Monster Fighters was a wholly original theme that debuted in 2012. Because it wasn’t licensed, and wasn’t likely to bring in as many dollaroonies as simply cranking out another obscure set of buildings that appeared in the background of a Harry Potter movie for four seconds, it lasted exactly one season, involving ten sets and a couple of polybags. I have seven of them: you’re going to be reading a lot about this theme. 9461 The Swamp Creature is the smallest of my collection, coming in at just over 60 pieces, with 2 minifigs.
The monster fighter guy is just happy to be here. The Swamp Creature maybe not so much.
The smallest set in a theme should do several things. It should serve as an accurate indication as to the argument kids can resort to when guilting parents into buying the expensive sets. It should have some level of playability that lasts longer than the six minutes it will take to build. And because the set is too small to brag about, it should have contain at least one minifig worth showing off to make your friends jealous. 9461 The Swamp Creature satisfies on all fronts.
The build itself is fairly basic, consisting of a swamp boat and a small outcropping upon which rests a transparent ‘moonstone’, the plot token of this particular theme. For once the not-like-us bad guys of a Lego theme actually are the bad guys: the narrative furphy involves the monsters attemptingto collect the stones to provide their leader, Lord Vampyre, with the power to unleash a monsterpcalypose upon the world.

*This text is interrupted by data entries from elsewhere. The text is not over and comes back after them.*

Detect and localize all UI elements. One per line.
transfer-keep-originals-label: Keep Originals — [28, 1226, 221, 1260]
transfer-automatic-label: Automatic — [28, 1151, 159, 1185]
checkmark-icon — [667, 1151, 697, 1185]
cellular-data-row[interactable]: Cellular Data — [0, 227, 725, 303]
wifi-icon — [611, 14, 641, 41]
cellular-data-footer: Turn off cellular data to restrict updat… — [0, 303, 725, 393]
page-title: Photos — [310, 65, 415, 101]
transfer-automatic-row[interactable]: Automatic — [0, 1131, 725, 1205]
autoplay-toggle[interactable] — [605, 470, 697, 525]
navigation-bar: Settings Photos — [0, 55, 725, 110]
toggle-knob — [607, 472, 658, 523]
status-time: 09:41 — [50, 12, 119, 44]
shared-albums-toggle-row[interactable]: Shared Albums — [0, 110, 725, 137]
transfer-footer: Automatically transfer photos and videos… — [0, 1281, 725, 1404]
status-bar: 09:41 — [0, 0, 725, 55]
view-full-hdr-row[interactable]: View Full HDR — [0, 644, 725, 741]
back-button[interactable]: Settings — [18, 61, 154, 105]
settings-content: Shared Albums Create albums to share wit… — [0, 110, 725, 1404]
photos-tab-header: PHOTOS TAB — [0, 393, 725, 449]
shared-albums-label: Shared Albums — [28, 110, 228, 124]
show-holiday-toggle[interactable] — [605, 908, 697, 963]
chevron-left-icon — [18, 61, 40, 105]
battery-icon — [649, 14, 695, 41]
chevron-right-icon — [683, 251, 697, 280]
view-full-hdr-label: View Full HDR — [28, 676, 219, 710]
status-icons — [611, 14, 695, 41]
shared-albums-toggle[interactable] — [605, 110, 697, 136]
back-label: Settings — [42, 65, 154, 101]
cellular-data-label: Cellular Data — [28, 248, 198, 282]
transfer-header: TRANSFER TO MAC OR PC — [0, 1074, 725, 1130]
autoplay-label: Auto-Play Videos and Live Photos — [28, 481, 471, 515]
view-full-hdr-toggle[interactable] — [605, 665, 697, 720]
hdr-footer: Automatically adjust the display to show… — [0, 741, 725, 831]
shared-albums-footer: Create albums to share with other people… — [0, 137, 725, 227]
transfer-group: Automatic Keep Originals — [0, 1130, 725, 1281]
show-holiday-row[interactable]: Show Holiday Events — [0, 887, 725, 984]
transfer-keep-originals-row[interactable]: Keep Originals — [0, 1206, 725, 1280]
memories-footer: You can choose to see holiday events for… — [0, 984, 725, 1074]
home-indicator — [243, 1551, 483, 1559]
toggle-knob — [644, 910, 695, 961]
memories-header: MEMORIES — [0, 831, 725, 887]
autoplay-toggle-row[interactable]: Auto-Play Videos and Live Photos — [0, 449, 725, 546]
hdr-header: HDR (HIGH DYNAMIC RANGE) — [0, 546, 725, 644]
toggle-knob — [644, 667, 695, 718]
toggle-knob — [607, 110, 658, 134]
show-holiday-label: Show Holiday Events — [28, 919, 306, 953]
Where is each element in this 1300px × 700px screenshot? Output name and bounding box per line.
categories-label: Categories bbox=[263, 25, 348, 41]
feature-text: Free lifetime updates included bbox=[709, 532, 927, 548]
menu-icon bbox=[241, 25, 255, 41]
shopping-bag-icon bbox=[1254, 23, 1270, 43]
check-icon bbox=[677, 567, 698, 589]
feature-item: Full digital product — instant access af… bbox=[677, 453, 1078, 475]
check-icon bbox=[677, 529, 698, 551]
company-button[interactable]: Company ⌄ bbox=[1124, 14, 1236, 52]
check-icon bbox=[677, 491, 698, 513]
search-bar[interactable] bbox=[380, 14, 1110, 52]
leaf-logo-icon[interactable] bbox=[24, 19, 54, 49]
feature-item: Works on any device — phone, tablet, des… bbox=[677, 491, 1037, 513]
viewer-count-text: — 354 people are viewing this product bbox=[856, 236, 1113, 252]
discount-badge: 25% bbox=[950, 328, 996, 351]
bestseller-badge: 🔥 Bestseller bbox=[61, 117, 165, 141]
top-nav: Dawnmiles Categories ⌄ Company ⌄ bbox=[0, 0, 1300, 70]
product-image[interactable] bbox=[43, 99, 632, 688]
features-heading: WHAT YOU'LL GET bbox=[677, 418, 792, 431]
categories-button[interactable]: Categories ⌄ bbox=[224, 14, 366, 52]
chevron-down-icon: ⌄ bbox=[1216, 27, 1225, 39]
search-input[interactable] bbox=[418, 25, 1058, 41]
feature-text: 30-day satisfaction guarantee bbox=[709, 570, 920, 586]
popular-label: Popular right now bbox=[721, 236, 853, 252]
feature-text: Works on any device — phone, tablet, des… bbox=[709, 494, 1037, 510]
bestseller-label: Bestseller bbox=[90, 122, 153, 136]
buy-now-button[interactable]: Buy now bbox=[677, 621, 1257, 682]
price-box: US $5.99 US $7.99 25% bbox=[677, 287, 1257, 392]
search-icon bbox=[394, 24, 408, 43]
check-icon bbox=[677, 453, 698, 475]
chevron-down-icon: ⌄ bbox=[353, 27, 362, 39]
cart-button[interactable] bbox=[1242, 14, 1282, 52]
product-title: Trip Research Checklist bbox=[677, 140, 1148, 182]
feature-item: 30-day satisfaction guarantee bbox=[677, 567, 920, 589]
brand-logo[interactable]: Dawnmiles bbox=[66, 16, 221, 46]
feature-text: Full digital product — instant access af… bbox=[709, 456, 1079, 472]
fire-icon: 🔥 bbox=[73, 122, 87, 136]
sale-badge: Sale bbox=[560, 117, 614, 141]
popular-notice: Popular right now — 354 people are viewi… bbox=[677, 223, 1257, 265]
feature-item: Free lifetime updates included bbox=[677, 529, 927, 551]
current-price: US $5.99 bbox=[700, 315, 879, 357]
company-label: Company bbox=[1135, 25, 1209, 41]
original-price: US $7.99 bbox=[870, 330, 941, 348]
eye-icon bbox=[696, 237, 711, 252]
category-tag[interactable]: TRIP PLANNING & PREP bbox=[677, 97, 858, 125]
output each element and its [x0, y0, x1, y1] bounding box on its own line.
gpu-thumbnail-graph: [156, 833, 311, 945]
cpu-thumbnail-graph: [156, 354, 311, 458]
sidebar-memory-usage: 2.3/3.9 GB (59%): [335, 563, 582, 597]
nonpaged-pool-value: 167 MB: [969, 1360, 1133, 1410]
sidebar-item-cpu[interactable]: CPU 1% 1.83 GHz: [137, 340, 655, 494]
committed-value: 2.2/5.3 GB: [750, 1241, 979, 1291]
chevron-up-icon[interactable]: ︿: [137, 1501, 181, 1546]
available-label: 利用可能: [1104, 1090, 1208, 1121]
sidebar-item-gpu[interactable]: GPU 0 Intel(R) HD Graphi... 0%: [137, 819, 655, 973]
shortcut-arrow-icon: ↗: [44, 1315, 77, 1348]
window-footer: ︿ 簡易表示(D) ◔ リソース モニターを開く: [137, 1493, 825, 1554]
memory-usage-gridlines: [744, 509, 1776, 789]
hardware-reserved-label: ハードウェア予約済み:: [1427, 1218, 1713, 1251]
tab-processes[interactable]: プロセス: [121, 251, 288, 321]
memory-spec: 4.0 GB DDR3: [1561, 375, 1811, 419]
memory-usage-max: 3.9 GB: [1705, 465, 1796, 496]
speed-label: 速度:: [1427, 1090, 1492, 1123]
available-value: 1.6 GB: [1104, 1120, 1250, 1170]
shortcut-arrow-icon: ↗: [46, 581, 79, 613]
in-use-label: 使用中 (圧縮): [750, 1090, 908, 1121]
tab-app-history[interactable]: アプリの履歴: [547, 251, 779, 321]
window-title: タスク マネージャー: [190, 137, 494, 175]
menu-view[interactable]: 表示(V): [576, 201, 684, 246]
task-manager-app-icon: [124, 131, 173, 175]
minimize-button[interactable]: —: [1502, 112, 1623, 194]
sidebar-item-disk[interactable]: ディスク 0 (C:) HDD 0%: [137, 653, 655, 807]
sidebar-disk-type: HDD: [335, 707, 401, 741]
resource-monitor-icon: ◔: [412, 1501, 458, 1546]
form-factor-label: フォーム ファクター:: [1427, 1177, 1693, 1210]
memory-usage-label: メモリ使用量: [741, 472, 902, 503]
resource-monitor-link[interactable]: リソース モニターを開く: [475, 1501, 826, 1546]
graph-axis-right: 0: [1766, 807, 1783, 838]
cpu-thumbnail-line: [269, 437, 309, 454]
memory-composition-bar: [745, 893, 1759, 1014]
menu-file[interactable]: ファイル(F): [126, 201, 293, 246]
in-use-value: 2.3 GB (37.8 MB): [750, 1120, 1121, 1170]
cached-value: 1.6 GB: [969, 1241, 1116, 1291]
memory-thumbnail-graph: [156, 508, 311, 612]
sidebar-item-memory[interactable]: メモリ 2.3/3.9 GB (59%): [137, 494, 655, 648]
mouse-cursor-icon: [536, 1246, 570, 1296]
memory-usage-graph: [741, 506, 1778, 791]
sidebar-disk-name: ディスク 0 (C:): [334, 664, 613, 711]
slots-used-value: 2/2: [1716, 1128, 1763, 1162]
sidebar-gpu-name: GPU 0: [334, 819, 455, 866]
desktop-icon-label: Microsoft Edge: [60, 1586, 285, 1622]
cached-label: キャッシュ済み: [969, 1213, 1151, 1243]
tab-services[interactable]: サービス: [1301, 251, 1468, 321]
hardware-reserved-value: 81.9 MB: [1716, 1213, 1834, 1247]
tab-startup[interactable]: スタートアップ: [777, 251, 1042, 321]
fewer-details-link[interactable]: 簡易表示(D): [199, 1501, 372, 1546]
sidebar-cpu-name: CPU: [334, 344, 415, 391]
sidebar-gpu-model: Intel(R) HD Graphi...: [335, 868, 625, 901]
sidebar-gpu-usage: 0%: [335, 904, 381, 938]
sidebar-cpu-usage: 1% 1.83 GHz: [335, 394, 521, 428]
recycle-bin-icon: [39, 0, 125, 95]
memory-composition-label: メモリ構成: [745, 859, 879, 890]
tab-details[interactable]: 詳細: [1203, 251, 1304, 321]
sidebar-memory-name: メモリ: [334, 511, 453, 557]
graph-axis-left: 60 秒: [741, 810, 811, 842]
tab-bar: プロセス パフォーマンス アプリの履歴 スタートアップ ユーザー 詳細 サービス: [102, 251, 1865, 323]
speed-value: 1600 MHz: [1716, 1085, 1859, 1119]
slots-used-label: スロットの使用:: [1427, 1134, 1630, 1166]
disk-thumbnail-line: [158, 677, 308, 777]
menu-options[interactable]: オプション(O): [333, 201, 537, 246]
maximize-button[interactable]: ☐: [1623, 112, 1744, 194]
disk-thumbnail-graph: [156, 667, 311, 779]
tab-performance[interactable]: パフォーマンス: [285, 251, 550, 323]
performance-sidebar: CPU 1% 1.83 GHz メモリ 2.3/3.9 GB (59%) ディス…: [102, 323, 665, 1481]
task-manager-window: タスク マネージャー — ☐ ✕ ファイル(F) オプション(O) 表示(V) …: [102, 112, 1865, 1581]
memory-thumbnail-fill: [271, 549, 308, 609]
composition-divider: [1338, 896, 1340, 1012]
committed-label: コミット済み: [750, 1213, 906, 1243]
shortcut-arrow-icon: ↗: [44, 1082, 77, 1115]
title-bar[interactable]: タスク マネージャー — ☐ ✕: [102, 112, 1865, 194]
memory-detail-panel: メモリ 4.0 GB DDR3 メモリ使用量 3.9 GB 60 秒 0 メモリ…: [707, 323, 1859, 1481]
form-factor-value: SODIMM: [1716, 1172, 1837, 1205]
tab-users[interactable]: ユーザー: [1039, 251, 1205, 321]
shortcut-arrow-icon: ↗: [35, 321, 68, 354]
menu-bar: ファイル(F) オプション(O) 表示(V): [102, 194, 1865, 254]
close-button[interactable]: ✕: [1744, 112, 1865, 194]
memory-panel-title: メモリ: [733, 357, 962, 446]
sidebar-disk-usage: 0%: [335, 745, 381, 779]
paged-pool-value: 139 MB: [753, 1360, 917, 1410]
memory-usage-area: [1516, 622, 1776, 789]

Which, I’m guessing, isss… bad?
It’s a very quick build, but it’s playable enough, and given their similarity in size, the two components should be happily swappable with second siblings to ensure everyone gets a fair shake.
Good enough to give everyone a turn, not so good that anyone’s going to feel too special.
The real attraction here are the minifigs. The human, Frank Rock (thanks to Brickset for providing this incredibly important information that I have never cared about), is impressively detailed, but it’s the Elvis quiff he’s sporting that is the real prize: there are about a million dioramas where it would fit wonderfully. The Swamp Creature himself (Or, actually, herself. There are no genitals or boobies at play here) is just gorgeous. The printing is crisp, and clear, and goes right round the torso; and that headpiece is fantastic. This is a figure that would be at home in a monster diorama, or an alien one, or a post-apocalyptic one…… it’s the highlight of the set by a fair margin.
Hello, Mrs Adams. Is Julie home?
9461 The Swamp Creature is a nice little set, worth the prices of admission for the Creature alone. It doesn’t set any worlds on fire, but as a guide to the larger, more complex sets in the theme, it encapsulates the look, feel, and intent perfectly.
A solid little set that provides a good introduction to a fantastic theme.